My textbook Analysis II by Amann defines derivative as follows:
Let $E=(E,\|\cdot\|)$ and $F=(F,\|\cdot\|)$ are Banach spaces over the field $\mathbb{K}$; $X$ is an open subset of $E$. A function $f: X \rightarrow F$ is differentiable at $x_{0} \in X$ if there is an $A_{x_{0}} \in \mathcal{L}(E, F)$ such that $$ \lim _{x \rightarrow x_{0}} \frac{f(x)-f\left(x_{0}\right)-A_{x_{0}}\left(x-x_{0}\right)}{\left\|x-x_{0}\right\|}=0. $$ Then we write $\partial f(x_0)$ for $A_{x_0}$.

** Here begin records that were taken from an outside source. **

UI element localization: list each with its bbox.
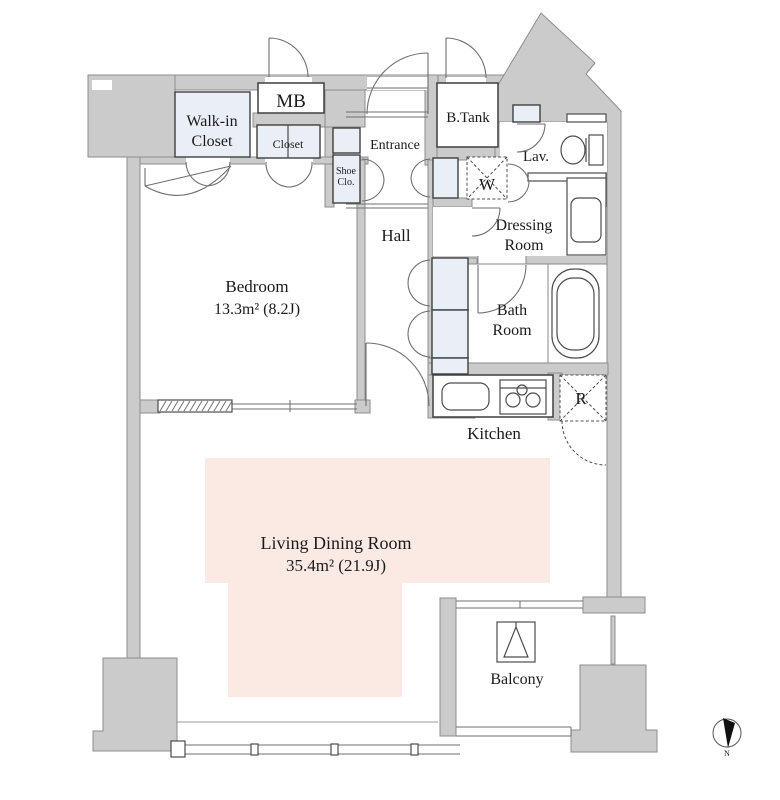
storage-boxes — [174, 82, 541, 375]
closet-label: Closet — [273, 137, 304, 151]
shoe-closet-label-2: Clo. — [338, 177, 355, 188]
living-dining-area-label: 35.4m² (21.9J) — [286, 556, 386, 575]
dressing-room-label-1: Dressing — [496, 217, 553, 234]
bedroom-bottom-wall-left-stub — [139, 399, 161, 414]
wall-notch — [92, 80, 112, 90]
dressing-top-wall — [432, 197, 473, 208]
hall-closet-small-box — [431, 357, 469, 375]
entrance-side-storage-box — [432, 157, 459, 199]
bath-top-wall-right — [525, 254, 608, 265]
hall-step — [346, 203, 428, 209]
bottom-right-pillar — [570, 664, 658, 753]
bathtub — [551, 268, 600, 359]
walkin-closet-doors — [185, 161, 231, 187]
compass-circle — [712, 718, 742, 748]
living-dining-label: Living Dining Room — [260, 533, 411, 553]
toilet — [560, 113, 607, 166]
entrance-threshold — [346, 111, 428, 118]
lavatory-door — [516, 123, 546, 153]
bottom-left-pillar — [92, 657, 178, 752]
balcony-railing — [456, 726, 572, 737]
balcony-partition — [610, 615, 616, 665]
mb-label: MB — [276, 91, 306, 112]
dressing-room-label-2: Room — [504, 237, 544, 254]
emergency-hatch — [496, 621, 536, 663]
mb-box — [257, 82, 325, 114]
btank-label: B.Tank — [446, 110, 490, 126]
bedroom-bottom-wall-right-stub — [354, 399, 371, 414]
shoe-closet-doors — [361, 158, 385, 202]
closet-doors — [265, 161, 313, 188]
bedroom-label: Bedroom — [225, 277, 288, 296]
hall-closet-doors — [407, 259, 431, 358]
entrance-label: Entrance — [370, 138, 420, 153]
balcony-left-wall — [439, 597, 457, 737]
washing-machine-space — [466, 156, 508, 200]
bath-room-label-2: Room — [492, 322, 532, 339]
stove — [499, 379, 547, 415]
bath-room-label-1: Bath — [497, 302, 527, 319]
balcony-sliding-door — [456, 600, 583, 609]
hall-closet-upper-box — [431, 257, 469, 311]
balcony-label: Balcony — [490, 671, 543, 688]
refrigerator-door-swing — [561, 420, 607, 466]
shoe-closet-upper-box — [332, 127, 361, 154]
kitchen-sink — [441, 382, 490, 411]
hall-label: Hall — [381, 226, 411, 245]
doors — [144, 37, 546, 407]
bedroom-area-label: 13.3m² (8.2J) — [214, 301, 300, 318]
bath-room-door — [477, 264, 527, 314]
lavatory-shelf — [566, 113, 607, 123]
entrance-storage-doors — [410, 158, 431, 198]
entrance-door — [366, 52, 429, 115]
shoe-closet-label-1: Shoe — [336, 166, 357, 177]
lavatory-cabinet-box — [512, 104, 541, 123]
btank-door — [445, 37, 487, 79]
windows — [157, 111, 583, 758]
refrigerator-label: R — [575, 389, 587, 408]
balcony-top-wall — [582, 596, 646, 614]
compass-north-label: N — [724, 749, 730, 758]
vanity-basin — [527, 172, 607, 256]
fixtures — [432, 113, 607, 663]
mb-door — [268, 37, 309, 78]
living-room-door — [365, 342, 430, 407]
washing-machine-label: W — [479, 175, 496, 194]
kitchen-counter — [432, 374, 554, 418]
kitchen-label: Kitchen — [467, 424, 521, 443]
labels: Walk-in Closet MB Closet Shoe Clo. Entra… — [186, 91, 587, 688]
hall-closet-lower-box — [431, 309, 469, 359]
walk-in-closet-label-2: Closet — [192, 133, 233, 150]
bedroom-door — [144, 165, 232, 196]
walk-in-closet-label-1: Walk-in — [186, 113, 237, 130]
lavatory-label: Lav. — [523, 149, 549, 165]
living-room-windows — [170, 721, 460, 758]
refrigerator-space — [559, 374, 607, 466]
shoe-closet-box — [332, 154, 361, 204]
btank-box — [436, 82, 499, 148]
wall-left-of-entrance — [324, 89, 366, 128]
walkin-closet-opening — [186, 157, 230, 165]
left-wall — [126, 156, 141, 659]
dressing-bifold-doors — [507, 163, 530, 203]
compass-needle-icon — [723, 718, 735, 748]
walk-in-closet-box — [174, 91, 251, 158]
closet-opening — [265, 157, 313, 165]
dressing-room-door — [471, 207, 501, 237]
bedroom-window — [157, 399, 357, 413]
living-dining-highlight — [205, 458, 550, 697]
walls — [87, 12, 658, 753]
compass: N — [712, 718, 742, 758]
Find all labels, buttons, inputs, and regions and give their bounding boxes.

Could you please confirm if my below understanding is correct?
Assume that $f,g:X \to F$ are differentiable at $x_0 \in X$. Then there are $\partial f(x_0), \partial g(x_0) \in \mathcal{L}(E, F)$ such that $$ \lim _{x \rightarrow x_{0}} \frac{f(x)-f\left(x_{0}\right)-\partial f(x_0)\left(x-x_{0}\right)}{\left\|x-x_{0}\right\|}=0 $$ and $$ \lim _{x \rightarrow x_{0}} \frac{g(x)-g\left(x_{0}\right)-\partial g(x_0)\left(x-x_{0}\right)}{\left\|x-x_{0}\right\|}=0. $$
It follows that $$ \lim _{x \rightarrow x_{0}} \frac{(f+g)(x)-(f+g)\left(x_{0}\right)-(\partial f(x_0) + \partial g(x_0))\left(x-x_{0}\right)}{\left\|x-x_{0}\right\|}=0. $$
Because the sum of $2$ continuous linear maps is again continuous linear. Then $\partial (f+g)(x_0) = \partial f(x_0) + \partial g(x_0)$. As such, $$\partial (f+g)(x_0)(a+b) = \partial f(x_0)(a) + \partial g(x_0)(a) + \partial f(x_0)(b) + \partial g(x_0)(b)$$ for all $a,b \in X$.